If the Giants do not win an Internet poll which the Giants could win, you, the Giants fan, are personally responsible.

Here she is...Miss Logerica...
Here she is...Miss Logerica...

If there's one thing I enjoy about writing for McCovey Chronicles, it's encouraging Giants fans to go vote for a bunch of meaningless crap. And boy oh boy, do I have some meaningless crap for you today! Baseball America is running a bracket of minor league logos, as you do in May, and the Giants' AA affiliate is in the final four. Just look at that logo: majestic, goofy, determined, flying, a squirrel. It's got everything. Let's look at its competitors:

Toledo Mud Hens:


This is the logo that Richmond is up against this round. Where is the flying squirrel with a ridiculously serious expression on its face? Sure, you could argue that the mud hen has an equally serious expression, but come on, man, it's not a squirrel. And what's with the lack of trust in the audience to know that the animal in the logo is a mud hen? You don't have to spell it out for us, Toledo, and honestly, it's pretty insulting.

Biloxi Shuckers:


Okay, I can't deny that this is a good one. And it even has an excuse for having the team name all written out: if it wasn't, you might think the team was the Biloxi Clams or even Biloxi Pearls, which simply won't do.
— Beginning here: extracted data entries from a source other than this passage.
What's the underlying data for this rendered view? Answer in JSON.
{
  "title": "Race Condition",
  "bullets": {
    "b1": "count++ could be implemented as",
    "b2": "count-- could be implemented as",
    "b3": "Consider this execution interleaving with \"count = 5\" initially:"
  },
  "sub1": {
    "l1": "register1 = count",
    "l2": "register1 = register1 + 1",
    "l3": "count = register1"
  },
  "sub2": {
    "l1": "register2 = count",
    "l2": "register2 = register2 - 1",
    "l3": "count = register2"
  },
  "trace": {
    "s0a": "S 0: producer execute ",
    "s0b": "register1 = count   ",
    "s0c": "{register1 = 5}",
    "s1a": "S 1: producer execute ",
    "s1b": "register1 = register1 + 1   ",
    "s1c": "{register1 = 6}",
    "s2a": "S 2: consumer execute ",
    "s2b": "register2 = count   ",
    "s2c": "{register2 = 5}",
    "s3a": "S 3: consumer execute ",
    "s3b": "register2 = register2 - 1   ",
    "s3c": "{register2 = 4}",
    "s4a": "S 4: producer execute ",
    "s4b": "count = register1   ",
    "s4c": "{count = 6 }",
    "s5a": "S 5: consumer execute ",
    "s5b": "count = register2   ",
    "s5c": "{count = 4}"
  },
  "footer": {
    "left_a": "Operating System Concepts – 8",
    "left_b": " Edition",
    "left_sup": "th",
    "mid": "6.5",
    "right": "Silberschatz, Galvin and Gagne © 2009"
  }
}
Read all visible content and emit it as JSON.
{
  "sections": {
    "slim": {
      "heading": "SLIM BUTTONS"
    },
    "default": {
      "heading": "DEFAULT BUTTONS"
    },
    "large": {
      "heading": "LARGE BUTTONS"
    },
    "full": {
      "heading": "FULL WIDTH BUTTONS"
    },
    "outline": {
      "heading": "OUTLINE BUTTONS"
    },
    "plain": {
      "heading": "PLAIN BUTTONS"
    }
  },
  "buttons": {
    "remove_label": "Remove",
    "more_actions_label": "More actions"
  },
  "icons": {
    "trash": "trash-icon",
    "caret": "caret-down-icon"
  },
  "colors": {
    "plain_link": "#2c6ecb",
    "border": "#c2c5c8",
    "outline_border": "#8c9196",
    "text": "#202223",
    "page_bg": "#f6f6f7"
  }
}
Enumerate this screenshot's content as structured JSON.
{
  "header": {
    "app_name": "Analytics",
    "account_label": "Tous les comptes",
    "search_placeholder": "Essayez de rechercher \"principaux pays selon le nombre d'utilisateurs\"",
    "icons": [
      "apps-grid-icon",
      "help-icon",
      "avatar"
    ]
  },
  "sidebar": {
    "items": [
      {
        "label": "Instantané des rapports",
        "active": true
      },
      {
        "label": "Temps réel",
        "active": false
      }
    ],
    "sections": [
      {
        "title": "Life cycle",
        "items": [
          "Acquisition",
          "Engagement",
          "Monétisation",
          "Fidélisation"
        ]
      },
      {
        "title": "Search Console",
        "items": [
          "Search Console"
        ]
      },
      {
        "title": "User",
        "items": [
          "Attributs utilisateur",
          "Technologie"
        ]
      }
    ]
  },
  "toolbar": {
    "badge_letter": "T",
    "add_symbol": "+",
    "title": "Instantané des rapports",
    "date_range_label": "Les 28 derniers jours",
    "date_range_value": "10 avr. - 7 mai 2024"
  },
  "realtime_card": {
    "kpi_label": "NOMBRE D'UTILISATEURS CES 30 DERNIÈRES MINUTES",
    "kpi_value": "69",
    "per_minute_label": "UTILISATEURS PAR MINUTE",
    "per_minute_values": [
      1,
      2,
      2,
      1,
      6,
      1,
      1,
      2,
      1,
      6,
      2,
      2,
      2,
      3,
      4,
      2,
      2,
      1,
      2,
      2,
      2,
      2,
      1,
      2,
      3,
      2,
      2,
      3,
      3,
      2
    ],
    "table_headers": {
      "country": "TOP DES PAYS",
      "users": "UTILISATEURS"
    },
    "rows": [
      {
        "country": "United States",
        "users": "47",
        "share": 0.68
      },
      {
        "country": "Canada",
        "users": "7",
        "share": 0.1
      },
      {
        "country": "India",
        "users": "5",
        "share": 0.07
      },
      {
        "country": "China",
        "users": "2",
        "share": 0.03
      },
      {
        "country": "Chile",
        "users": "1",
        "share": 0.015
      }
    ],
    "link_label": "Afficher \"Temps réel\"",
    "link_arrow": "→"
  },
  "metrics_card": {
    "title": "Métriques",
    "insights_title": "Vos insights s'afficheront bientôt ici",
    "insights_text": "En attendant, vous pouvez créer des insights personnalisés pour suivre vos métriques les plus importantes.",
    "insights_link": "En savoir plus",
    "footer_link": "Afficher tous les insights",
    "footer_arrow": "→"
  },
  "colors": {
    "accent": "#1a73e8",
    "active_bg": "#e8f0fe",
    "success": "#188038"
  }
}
However, when you compare it to the Richmond logo, you'll notice that the clam isn't flying. This is a clear demerit, and one that pushes the Squirrels' logo ahead of it in any sensible rankings.

Hillsboro Hops:


Are...are those eyes? When I drink my beer, am I killing some kind of sentient hops? It sure looks like it, and that's pretty damn unsettling. Stop creeping me out, Hillsboro.